OBJECTIVES: The objective of this study was to assess contemporary use of operator directed sedation (ODS) and anesthesiologist care (AC) in the pediatric/congenital cardiac catheterization laboratory (PCCL), specifically evaluating whether the use of operator-directed sedation was associated with increased risk of major adverse events. BACKGROUND: The safety of ODS relative to AC during PCCL procedures has been questioned. METHODS: A multicenter, retrospective cohort study was performed studying procedures habitually performed with ODS or AC at IMPACT (Improving Adult and Congenital Treatment) registry hospitals using ODS for ≥5% of cases. The risks for major adverse events (MAE) for ODS and AC cases were compared, adjusted for case mix. Current recommendations were evaluated by comparing the ratio of observed to expected MAE for cases in which ODS was inappropriate (inconsistent with those guidelines) with those for similar risk AC cases, as well as those in which ODS or AC was appropriate. RESULTS: Of the hospitals submitting data to IMPACT, 28 of 101 met inclusion criteria. Of the 7,042 cases performed using ODS at these centers, 88% would be inappropriate.
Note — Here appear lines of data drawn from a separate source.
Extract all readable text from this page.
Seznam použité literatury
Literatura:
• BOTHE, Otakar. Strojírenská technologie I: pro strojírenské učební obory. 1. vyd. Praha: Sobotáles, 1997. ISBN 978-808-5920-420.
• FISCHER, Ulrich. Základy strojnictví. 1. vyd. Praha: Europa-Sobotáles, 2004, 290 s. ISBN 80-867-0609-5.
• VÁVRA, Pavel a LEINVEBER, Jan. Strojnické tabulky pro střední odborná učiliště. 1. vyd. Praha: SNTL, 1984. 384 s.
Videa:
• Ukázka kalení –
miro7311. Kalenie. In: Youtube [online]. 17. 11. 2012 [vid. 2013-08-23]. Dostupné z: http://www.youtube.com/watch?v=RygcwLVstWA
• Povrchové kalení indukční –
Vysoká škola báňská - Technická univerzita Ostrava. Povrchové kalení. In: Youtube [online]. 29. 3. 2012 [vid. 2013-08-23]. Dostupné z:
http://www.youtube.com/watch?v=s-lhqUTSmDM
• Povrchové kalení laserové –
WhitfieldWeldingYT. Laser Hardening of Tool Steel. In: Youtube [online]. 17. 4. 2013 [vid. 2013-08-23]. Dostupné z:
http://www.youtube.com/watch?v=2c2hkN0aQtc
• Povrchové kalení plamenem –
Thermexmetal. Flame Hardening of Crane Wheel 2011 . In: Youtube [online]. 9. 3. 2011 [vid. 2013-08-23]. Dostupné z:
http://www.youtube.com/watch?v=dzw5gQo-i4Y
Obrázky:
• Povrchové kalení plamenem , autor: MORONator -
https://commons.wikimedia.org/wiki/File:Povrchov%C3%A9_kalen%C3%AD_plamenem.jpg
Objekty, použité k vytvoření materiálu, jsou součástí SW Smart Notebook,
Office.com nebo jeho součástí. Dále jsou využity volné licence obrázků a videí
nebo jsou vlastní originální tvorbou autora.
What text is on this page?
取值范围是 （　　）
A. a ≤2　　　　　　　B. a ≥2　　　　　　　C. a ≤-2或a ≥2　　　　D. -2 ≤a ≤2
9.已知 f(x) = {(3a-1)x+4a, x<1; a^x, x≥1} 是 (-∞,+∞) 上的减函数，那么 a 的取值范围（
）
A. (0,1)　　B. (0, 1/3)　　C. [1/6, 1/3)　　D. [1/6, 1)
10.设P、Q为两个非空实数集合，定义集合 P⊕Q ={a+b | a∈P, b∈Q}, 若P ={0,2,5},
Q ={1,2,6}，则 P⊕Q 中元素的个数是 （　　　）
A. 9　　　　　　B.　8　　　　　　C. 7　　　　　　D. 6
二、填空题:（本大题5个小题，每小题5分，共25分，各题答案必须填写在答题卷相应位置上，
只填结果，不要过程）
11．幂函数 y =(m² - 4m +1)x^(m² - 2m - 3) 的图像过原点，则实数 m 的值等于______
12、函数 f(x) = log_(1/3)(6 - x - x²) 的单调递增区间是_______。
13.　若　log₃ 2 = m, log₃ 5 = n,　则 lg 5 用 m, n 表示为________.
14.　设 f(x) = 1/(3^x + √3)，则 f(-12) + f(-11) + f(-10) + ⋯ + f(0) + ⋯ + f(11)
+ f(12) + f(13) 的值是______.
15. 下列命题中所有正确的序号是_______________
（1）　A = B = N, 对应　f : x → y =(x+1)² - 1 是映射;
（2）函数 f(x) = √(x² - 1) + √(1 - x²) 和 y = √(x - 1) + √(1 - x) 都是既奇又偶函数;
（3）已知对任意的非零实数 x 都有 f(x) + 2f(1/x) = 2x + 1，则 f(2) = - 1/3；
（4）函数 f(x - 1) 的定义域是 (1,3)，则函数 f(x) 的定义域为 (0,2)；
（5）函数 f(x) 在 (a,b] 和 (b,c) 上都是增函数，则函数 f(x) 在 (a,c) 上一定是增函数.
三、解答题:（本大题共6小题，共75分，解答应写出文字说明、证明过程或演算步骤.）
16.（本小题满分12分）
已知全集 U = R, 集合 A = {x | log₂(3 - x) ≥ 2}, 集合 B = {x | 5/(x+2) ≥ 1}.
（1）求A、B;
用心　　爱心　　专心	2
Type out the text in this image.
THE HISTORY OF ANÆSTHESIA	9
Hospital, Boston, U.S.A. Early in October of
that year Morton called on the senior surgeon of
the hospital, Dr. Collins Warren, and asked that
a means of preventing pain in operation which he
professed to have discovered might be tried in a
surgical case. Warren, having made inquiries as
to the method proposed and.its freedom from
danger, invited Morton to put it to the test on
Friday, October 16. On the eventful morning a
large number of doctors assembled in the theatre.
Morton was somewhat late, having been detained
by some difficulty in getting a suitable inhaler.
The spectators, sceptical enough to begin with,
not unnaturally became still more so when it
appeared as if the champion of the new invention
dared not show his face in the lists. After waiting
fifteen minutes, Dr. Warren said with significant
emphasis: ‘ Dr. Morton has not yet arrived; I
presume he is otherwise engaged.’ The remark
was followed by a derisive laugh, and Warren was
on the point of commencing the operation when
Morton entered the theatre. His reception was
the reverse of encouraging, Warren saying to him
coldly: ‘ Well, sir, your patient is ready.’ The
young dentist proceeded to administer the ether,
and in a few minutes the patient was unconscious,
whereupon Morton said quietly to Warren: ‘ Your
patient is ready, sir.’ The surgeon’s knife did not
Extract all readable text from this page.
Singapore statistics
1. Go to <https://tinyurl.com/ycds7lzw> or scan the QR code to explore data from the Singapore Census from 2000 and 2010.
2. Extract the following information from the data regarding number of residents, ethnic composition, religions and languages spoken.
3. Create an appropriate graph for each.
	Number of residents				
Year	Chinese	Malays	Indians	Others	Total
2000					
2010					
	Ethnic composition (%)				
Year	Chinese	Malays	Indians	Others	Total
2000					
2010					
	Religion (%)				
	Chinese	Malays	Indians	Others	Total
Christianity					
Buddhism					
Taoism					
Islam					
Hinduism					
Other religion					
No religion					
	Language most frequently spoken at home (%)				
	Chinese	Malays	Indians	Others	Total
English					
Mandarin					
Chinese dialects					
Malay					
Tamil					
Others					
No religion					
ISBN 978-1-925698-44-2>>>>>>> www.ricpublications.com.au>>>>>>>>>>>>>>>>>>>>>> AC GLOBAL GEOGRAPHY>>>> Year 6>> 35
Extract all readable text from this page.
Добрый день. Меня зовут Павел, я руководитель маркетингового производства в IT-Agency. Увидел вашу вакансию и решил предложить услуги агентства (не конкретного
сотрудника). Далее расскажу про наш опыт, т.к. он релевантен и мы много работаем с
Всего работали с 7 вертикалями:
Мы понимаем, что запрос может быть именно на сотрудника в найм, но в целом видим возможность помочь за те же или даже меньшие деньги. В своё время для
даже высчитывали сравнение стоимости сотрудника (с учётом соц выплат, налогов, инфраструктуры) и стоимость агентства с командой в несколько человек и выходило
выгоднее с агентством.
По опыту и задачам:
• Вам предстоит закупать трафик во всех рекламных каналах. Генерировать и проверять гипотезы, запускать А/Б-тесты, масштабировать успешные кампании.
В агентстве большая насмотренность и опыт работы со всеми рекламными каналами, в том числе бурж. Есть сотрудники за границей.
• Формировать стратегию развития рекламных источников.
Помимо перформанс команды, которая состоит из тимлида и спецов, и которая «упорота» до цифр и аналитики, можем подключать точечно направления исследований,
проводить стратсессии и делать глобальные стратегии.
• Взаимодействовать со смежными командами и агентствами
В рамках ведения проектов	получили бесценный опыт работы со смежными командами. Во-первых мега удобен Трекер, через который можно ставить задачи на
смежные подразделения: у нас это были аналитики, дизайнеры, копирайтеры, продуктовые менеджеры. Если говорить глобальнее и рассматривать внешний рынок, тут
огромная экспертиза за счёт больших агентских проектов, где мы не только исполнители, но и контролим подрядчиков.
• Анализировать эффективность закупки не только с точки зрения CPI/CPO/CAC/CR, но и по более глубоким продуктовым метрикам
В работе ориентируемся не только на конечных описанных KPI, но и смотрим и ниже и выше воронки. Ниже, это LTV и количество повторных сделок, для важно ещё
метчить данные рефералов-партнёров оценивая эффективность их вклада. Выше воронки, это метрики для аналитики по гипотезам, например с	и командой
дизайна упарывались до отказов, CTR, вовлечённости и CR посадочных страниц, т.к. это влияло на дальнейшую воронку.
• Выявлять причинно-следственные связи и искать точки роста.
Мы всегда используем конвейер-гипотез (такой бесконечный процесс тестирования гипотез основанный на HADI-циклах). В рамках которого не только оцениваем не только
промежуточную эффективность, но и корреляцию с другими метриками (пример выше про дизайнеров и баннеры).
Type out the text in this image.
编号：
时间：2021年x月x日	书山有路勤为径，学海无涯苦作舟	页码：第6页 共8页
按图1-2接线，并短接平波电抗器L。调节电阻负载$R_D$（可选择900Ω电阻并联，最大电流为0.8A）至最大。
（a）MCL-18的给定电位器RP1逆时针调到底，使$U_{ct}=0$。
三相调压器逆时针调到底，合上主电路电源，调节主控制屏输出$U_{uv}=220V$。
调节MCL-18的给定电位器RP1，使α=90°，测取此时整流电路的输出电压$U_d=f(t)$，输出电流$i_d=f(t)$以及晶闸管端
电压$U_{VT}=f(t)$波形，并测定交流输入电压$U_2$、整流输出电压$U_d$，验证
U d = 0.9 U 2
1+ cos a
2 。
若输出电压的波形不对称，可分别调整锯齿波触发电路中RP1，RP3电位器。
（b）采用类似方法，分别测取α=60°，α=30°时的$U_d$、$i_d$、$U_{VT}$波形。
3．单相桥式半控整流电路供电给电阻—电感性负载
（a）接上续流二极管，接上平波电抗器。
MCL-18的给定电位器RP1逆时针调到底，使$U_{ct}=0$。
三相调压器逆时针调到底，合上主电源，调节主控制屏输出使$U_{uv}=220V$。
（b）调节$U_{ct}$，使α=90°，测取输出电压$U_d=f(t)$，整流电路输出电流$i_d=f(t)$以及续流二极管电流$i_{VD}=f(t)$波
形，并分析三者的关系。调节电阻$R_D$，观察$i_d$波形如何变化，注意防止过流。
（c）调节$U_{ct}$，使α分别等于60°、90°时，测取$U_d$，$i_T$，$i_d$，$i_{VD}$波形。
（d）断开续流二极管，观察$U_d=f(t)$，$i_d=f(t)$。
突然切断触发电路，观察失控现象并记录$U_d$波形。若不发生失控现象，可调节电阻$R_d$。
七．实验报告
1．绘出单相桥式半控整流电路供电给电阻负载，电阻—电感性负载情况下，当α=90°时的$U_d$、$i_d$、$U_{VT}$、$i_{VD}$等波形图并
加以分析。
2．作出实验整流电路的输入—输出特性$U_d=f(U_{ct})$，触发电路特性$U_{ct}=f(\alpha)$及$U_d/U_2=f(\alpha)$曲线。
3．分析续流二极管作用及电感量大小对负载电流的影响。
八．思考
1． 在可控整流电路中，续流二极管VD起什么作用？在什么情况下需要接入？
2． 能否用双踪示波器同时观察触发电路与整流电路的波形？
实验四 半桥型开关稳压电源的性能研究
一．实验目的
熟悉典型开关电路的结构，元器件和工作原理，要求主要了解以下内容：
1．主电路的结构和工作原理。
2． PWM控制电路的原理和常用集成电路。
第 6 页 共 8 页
Use of ODS was associated with lower likelihood of MAE both in observed results (p < 0.0001) and after adjusting for case-mix (odds ratio: 0.81; p = 0.006). Use of AC was also associated with longer adjusted fluoroscopy and procedure times (p < 0.0001 for both). The observed/expected ratio for ODS cases with high pre-procedural risk (inappropriate for ODS) was significantly lower than that for AC cases with comparable pre-procedural risk. Across a range of pre-procedural risks, there was no stratum in which risk for MAE was lower for AC than ODS. CONCLUSIONS: Across a range of hospitals, ODS was used safely and with improved efficiency. Clinical judgment better identified cases in which ODS could be used than pre-procedural risk score. This should inform future guidelines for the use of ODS and AC in the catheterization laboratory.